The question I'd be asking is "is Excel the best tool to process this data" and then going from there. It's sounds to me an awful lot like you're hammering in screws and looking for a better hammer.
Also worth looking at the end to end process - where does the data come from, how is it delivered to you, what's the best way to get that into a processing tool, where does your output go, how often is it updated, who needs to see it. Some of that stuff might point you away from Excel.
The question I’d be asking is “is Excel the best tool to process this data” and then going from there. It’s sounds to me an awful lot like you’re hammering in screws and looking for a better hammer.
True, but sometimes you only have a hammer available.
Also worth looking at the end to end process – where does the data come from, how is it delivered to you, what’s the best way to get that into a processing tool, where does your output go, how often is it updated, who needs to see it. Some of that stuff might point you away from Excel.
Old sensor data came off induction loops buried in the road or on cycle paths and that info was downloaded monthly by the County Council and sent over.
New sensors are Vivacity which are live, real time etc and have a nice dashboard where you can download reports (usually .csv although some you can get as pdf) so it's vastly superior data.
It’s sounds to me an awful lot like you’re hammering in screws and looking for a better hammer.
Currently I only have Excel unless I can persuade the council to cough up for a better analytics package.

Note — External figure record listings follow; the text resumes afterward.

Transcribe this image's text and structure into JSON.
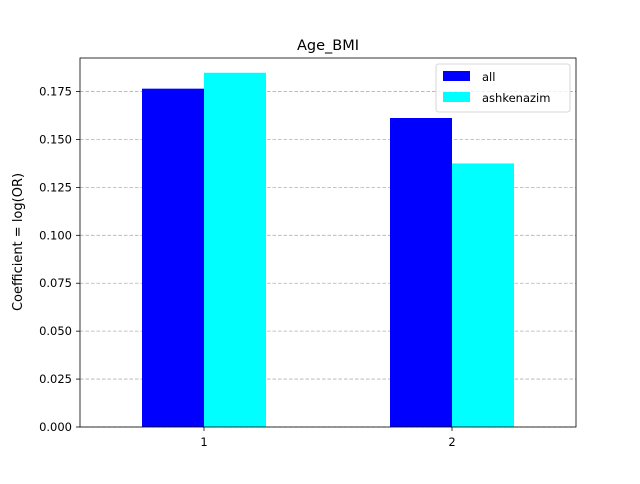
{
  "chart_data": {
    "type": "bar",
    "title": "Age_BMI",
    "xlabel": "",
    "ylabel": "Coefficient = log(OR)",
    "categories": [
      "1",
      "2"
    ],
    "series": [
      {
        "name": "all",
        "color": "#0000ff",
        "values": [
          0.1765,
          0.1612
        ]
      },
      {
        "name": "ashkenazim",
        "color": "#00ffff",
        "values": [
          0.1848,
          0.1375
        ]
      }
    ],
    "ylim": [
      0,
      0.1925
    ],
    "yticks": [
      {
        "value": 0.0,
        "label": "0.000"
      },
      {
        "value": 0.025,
        "label": "0.025"
      },
      {
        "value": 0.05,
        "label": "0.050"
      },
      {
        "value": 0.075,
        "label": "0.075"
      },
      {
        "value": 0.1,
        "label": "0.100"
      },
      {
        "value": 0.125,
        "label": "0.125"
      },
      {
        "value": 0.15,
        "label": "0.150"
      },
      {
        "value": 0.175,
        "label": "0.175"
      }
    ],
    "grid": "y-dashed",
    "legend_position": "top-right"
  }
}
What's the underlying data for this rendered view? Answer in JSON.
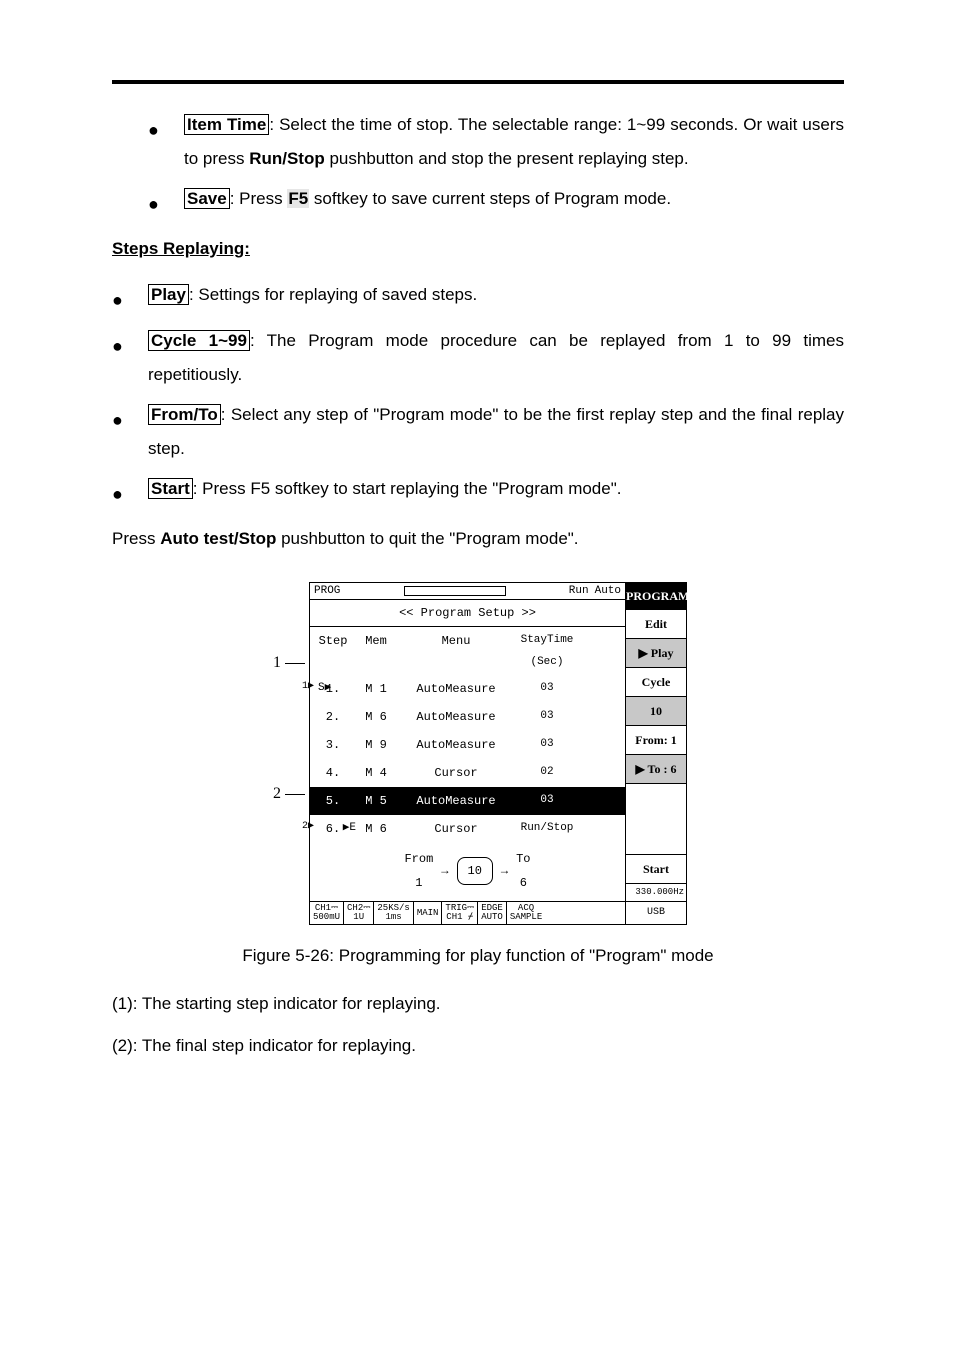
{
  "bullets1": [
    {
      "key": "Item Time",
      "text": ": Select the time of stop. The selectable range: 1~99 seconds. Or wait users to press ",
      "extra_bold": "Run/Stop",
      "tail": " pushbutton and stop the present replaying step."
    },
    {
      "key": "Save",
      "text": ": Press ",
      "hl": "F5",
      "tail": " softkey to save current steps of Program mode."
    }
  ],
  "section_title": "Steps Replaying:",
  "bullets2": [
    {
      "key": "Play",
      "text": ": Settings for replaying of saved steps."
    },
    {
      "key": "Cycle 1~99",
      "text": ": The Program mode procedure can be replayed from 1 to 99 times repetitiously."
    },
    {
      "key": "From/To",
      "text": ": Select any step of \"Program mode\" to be the first replay step and the final replay step."
    },
    {
      "key": "Start",
      "text": ": Press F5 softkey to start replaying the \"Program mode\"."
    }
  ],
  "press_line": {
    "pre": "Press ",
    "bold": "Auto test/Stop",
    "post": " pushbutton to quit the \"Program mode\"."
  },
  "screenshot": {
    "markers": {
      "m1": "1",
      "m2": "2"
    },
    "topbar": {
      "left_icon": "⎙",
      "prog": "PROG",
      "run": "Run",
      "auto": "Auto"
    },
    "setup_title": "<< Program Setup >>",
    "cols": {
      "step": "Step",
      "mem": "Mem",
      "menu": "Menu",
      "stay1": "StayTime",
      "stay2": "(Sec)"
    },
    "rows": [
      {
        "step": "1.",
        "mem": "M 1",
        "menu": "AutoMeasure",
        "stay": "03",
        "s_mark": "S▶",
        "inner": "1▶"
      },
      {
        "step": "2.",
        "mem": "M 6",
        "menu": "AutoMeasure",
        "stay": "03"
      },
      {
        "step": "3.",
        "mem": "M 9",
        "menu": "AutoMeasure",
        "stay": "03"
      },
      {
        "step": "4.",
        "mem": "M 4",
        "menu": "Cursor",
        "stay": "02"
      },
      {
        "step": "5.",
        "mem": "M 5",
        "menu": "AutoMeasure",
        "stay": "03",
        "selected": true
      },
      {
        "step": "6.",
        "mem": "M 6",
        "menu": "Cursor",
        "stay": "Run/Stop",
        "e_mark": "▶E",
        "inner": "2▶"
      }
    ],
    "fromto": {
      "from_lbl": "From",
      "from_val": "1",
      "mid": "10",
      "to_lbl": "To",
      "to_val": "6"
    },
    "bottombar": [
      {
        "l1": "CH1⎓",
        "l2": "500mU"
      },
      {
        "l1": "CH2⎓",
        "l2": "1U"
      },
      {
        "l1": "25KS/s",
        "l2": "1ms"
      },
      {
        "l1": "MAIN",
        "l2": ""
      },
      {
        "l1": "TRIG⎓",
        "l2": "CH1 ⌿"
      },
      {
        "l1": "EDGE",
        "l2": "AUTO"
      },
      {
        "l1": "ACQ",
        "l2": "SAMPLE"
      }
    ],
    "side": {
      "title": "PROGRAM",
      "btns": [
        {
          "label": "Edit",
          "active": false
        },
        {
          "label": "Play",
          "active": true,
          "arrow": "▶"
        },
        {
          "label": "Cycle",
          "active": false
        },
        {
          "label": "10",
          "active": true
        },
        {
          "label": "From: 1",
          "active": false
        },
        {
          "label": "To : 6",
          "active": true,
          "arrow": "▶"
        }
      ],
      "freq": "330.000Hz",
      "usb": "USB",
      "start": "Start"
    }
  },
  "caption": "Figure 5-26: Programming for play function of \"Program\" mode",
  "notes": [
    "(1): The starting step indicator for replaying.",
    "(2): The final step indicator for replaying."
  ]
}
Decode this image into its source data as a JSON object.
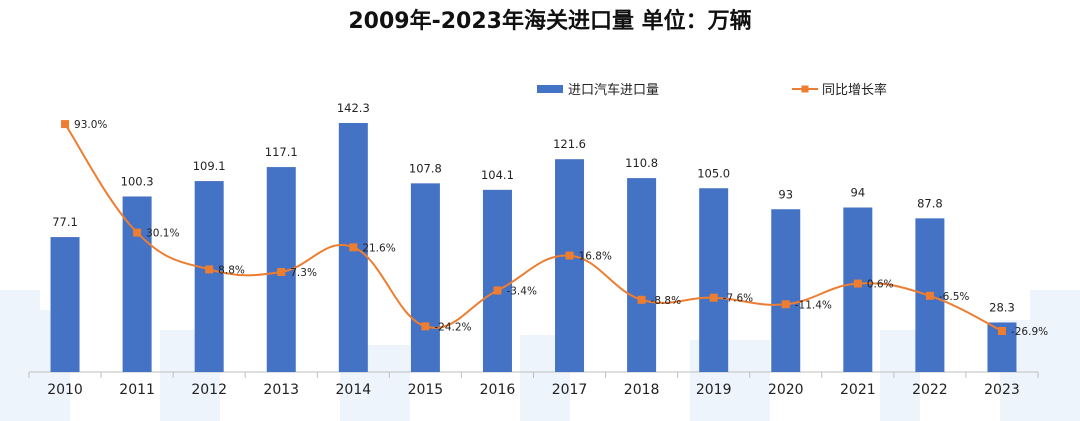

I've got a meeting with Vivacity in a couple of weeks to look at their analysis options and methods which should be interesting.
Just played around with swapping rows and columns and actually it's starting to take shape a bit more. It's useful discussing it with you all because you're all tech minded and it's a really helpful forum. 🙂
If you moved it to a Google Sheet (which is almost exactly the same as Excel anyway) you could use Looker Studio to graphically visualise all the data in realtime (well almost..... 15 minute delay)
Makes you look really clever 🙂
https://developers.google.com/looker-studio
True, but sometimes you only have a hammer available.
Other tools are always available - you just need to know what to look/ask for! Sometimes the learning curve with something else (e.g. python is free!) looks daunting, but can actually pay off. Sometimes you actually need to whack a screw in right now and you don't have time to go find the right tool to do it properly.
Looks like the forum ate my response. If I'm understanding the layout correctly, Power Query will let you transform it into something much easier to work with. Rather than a column for each sensor you end up with 3 - date, sensor, value. This will be much easier to use with pivot tables, charts and the various analysis tools in Excel.
In a new file, Data > Get Data > From File. Load in the source data table and go to Transform Data. Select all the sensor columns (not the date) and choose Unpivot Columns from the Transform tab.
I set up a few other sheets within the workbook and tried various options including Power Query but eventually ended up splitting the old (induction loop) data out and just pulling through the far more comprehensive Vivacity data and focussng on that which cut out a huge chunk of data. I've archived the old set.
Rearranging all the info has given me a much clearer sheet with a set of Pivot Tables to analyse it which has the benefit of removing all the % change columns from the sheet too.
Just shown it to a colleague who was absolutely blown away by it all.
Going to add in a dashboard and tidy it up then present it to the manager next week - I know he's not great with Excel so it'll look like magic to him. 🤣
Thanks for the help - in particular @IHN for confirming my suspicion that starting from scratch was the best way to go and @jam-bo for the Trace command which helped unpick the utter mess of "coding" that the previous incumbent had going on.